Time and Distance

The sky was a pale faraway blue edged with surfy white clouds – the look it gets as autumn approaches and the sun steps back. House martins were gathering on the wires – separate black notes on a page of music.

I saw things from the corner of my eye – a clump of seeding thistles huddled in a field, tufty white heads nodding sagely, the ghost of an egret taking off from the stream, a scattering of young pheasants in the dry grass, a tortoiseshell butterfly incongruously perched on an alloy wheel, the sharp silvery leaves of the Carline thistle. It’s strange how things sometimes seem clearer sideways-on. Stars are seen best on the edge of vision.

On the coastal path at Abbotsbury plants, were anticipating autumn. The multi-coloured berries of nightshade hung in strigs over the pebbles, bristly ox-tongue was seeding vigorously and teasels revealing their exquisite architecture. Tamarisk bushes were flowering desperately, pink feathery flowers in disarray, looking as though they’d got up late, and almost missed the summer.

Along the verges, tall stems were silhouetted against the sky, each one topped with what looked like a carelessly packed parcel of black yoyos dangling spindly strings. These wild leeks (known as Babbington’s leeks) dominated the hedgerow.

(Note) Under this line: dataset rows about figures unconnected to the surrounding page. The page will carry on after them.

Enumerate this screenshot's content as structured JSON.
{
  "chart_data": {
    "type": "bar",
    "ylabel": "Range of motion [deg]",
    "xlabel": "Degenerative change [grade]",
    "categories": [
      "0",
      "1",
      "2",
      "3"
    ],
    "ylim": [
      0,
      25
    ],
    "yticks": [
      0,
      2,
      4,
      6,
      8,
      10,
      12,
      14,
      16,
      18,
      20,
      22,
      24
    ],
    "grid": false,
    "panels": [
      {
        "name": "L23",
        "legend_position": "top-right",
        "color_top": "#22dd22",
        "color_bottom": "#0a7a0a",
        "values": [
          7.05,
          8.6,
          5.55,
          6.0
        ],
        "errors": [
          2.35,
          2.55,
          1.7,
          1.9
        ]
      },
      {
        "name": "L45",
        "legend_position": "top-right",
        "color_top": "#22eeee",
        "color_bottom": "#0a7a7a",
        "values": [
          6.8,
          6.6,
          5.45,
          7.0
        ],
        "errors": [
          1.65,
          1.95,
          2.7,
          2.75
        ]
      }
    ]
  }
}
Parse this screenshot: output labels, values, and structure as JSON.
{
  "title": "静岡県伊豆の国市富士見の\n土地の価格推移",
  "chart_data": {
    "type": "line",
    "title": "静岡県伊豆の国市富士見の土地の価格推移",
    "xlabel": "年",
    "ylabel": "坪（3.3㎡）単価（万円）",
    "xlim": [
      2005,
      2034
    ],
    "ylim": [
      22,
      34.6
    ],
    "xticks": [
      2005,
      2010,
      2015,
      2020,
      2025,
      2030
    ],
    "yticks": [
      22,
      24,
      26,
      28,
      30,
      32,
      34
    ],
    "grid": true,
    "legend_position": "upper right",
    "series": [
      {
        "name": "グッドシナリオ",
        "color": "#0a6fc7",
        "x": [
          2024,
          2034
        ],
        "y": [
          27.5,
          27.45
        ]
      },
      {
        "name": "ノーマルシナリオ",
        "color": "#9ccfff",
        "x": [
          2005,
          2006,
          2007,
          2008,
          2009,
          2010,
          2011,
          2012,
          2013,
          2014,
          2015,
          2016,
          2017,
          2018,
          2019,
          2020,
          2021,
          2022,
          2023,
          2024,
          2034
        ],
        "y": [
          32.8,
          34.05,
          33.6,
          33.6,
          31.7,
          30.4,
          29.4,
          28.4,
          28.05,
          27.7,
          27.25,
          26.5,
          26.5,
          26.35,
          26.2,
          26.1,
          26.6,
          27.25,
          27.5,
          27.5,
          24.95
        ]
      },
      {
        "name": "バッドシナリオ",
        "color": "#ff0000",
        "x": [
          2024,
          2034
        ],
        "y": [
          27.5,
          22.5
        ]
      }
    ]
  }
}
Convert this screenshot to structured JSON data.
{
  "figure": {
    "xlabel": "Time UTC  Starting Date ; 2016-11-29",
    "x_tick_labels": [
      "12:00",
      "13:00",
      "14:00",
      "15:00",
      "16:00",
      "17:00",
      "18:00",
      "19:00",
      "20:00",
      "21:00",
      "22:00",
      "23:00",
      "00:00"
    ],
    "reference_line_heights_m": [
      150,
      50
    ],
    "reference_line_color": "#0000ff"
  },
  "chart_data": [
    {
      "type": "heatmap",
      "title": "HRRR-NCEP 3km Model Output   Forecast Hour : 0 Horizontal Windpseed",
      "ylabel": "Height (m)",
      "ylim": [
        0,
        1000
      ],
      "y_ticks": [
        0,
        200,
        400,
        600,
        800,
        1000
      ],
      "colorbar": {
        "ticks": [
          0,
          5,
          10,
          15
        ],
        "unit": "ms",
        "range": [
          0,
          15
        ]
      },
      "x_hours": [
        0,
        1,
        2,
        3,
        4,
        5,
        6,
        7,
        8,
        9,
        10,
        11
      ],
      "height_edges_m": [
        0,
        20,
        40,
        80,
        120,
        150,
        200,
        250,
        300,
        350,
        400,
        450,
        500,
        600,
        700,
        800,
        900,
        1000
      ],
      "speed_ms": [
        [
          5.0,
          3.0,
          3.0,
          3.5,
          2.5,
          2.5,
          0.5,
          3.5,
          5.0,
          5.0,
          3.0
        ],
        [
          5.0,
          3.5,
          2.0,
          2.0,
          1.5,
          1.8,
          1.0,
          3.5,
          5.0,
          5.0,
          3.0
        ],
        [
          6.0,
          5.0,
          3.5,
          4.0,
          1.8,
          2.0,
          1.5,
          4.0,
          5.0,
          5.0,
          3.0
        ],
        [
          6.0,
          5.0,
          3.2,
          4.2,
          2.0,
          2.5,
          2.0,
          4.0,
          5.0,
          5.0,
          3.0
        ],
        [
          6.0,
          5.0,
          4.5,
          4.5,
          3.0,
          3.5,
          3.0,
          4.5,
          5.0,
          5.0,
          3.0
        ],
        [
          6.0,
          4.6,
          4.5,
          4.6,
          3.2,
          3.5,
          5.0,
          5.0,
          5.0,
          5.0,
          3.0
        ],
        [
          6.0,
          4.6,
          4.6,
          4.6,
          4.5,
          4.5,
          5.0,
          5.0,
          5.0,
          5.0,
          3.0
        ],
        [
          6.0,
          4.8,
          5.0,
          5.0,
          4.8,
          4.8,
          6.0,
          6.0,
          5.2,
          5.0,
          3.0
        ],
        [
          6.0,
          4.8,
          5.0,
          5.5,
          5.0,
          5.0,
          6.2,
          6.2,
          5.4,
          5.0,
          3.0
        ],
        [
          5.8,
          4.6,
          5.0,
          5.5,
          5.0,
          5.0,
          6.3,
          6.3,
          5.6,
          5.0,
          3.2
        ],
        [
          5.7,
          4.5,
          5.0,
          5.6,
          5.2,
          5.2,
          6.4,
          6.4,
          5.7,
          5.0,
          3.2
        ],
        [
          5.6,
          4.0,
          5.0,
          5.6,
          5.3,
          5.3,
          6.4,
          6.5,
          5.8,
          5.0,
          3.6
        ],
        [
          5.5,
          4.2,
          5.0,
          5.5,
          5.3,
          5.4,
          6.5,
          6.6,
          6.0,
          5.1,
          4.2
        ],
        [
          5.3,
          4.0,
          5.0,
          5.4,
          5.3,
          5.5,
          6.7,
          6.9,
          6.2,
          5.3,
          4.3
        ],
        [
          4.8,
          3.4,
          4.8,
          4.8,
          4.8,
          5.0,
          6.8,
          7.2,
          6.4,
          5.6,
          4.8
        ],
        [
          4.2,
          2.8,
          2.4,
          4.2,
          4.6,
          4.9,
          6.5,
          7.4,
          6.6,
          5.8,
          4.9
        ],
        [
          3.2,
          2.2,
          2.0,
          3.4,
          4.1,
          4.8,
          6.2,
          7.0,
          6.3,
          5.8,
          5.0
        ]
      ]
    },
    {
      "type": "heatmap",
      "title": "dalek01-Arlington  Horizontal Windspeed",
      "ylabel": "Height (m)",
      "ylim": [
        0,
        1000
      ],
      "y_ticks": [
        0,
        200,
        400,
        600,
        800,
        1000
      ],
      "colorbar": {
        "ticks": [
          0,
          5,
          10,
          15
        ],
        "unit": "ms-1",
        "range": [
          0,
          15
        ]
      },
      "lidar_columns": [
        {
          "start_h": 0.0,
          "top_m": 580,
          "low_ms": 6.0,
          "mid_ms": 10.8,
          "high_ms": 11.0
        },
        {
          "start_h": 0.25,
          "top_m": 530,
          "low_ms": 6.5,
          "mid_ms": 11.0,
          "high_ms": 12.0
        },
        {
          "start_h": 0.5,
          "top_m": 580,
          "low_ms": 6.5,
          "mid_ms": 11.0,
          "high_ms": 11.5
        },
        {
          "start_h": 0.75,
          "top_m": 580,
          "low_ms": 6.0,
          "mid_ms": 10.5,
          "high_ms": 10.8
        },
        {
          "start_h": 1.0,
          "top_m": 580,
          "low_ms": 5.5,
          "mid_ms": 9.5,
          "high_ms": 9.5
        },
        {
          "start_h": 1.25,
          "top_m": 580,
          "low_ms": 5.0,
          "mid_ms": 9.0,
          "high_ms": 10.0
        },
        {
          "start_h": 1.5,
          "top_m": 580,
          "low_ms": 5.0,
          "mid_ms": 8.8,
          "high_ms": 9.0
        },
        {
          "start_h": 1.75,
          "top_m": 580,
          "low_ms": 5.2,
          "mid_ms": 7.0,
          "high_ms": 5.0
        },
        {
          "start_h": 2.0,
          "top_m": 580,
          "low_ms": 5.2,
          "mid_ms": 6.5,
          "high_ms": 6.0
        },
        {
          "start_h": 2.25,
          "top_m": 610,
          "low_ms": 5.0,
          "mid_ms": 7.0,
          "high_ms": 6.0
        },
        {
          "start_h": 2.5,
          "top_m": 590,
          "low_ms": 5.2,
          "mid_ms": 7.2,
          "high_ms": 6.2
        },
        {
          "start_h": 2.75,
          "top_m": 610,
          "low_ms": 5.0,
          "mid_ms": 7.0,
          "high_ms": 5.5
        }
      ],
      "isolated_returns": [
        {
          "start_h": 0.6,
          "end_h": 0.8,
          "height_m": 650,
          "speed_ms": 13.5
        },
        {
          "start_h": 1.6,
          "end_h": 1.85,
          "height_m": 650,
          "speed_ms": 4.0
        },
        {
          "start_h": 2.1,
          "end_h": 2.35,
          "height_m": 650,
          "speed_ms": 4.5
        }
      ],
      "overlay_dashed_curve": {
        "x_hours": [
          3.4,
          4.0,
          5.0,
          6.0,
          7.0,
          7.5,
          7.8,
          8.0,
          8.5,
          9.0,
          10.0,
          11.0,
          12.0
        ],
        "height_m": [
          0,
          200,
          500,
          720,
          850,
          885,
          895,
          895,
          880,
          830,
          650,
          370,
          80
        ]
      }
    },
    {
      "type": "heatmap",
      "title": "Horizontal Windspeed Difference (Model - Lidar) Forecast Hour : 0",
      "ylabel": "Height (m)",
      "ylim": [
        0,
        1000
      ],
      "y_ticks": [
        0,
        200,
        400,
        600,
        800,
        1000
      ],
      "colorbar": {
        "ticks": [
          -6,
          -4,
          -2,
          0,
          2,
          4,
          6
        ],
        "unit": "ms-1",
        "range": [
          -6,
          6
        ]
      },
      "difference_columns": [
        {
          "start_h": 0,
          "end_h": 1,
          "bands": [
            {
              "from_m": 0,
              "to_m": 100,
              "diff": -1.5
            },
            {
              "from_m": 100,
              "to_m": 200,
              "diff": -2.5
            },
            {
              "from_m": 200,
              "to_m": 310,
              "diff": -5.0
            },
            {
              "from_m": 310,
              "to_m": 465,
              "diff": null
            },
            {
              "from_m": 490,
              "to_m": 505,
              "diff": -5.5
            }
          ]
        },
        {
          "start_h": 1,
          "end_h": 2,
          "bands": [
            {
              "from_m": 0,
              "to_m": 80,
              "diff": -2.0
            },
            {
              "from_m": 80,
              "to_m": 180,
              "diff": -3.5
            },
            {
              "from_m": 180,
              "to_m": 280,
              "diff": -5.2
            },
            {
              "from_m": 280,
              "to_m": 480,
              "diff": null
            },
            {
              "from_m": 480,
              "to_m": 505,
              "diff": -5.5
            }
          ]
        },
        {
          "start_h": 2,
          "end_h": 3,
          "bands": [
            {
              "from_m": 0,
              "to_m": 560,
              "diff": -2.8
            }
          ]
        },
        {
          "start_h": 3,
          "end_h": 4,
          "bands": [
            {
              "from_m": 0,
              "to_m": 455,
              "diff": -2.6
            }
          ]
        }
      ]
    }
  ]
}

Thought to have originated from prehistoric times, this is a perennial plant which grows well here – behind the beach, sheltered from the salty winds by the Chesil bank. Earlier in the summer lush strappy leaves surrounded pastel green stems, each with a globular flower head encased in a tissue-like membrane. In midsummer the membranes tear into little pixie hoods revealing a bunch of round bright green seeds from which grow small pinky-mauve flowers on thin stalks. Now the seeds were black as billiard balls, ready to roll.

On the shingle, sea pea extended thin green fingers, pointing towards the sea. Clumps of sea campion lay low, seed heads bobbing in the wind like tiny paper bags. A line of anglers marked the shoreline. Unfortunately their rubbish littered the strandline – a silvery shoal of polythene bags, bottles, cellophane and tinfoil barbeque trays.

From the corner of my eye I saw a strangely shaped pebble. It was a fossilised sea urchin, ground down and misshapen by sea and shingle. It seemed to squint at me from the distant past.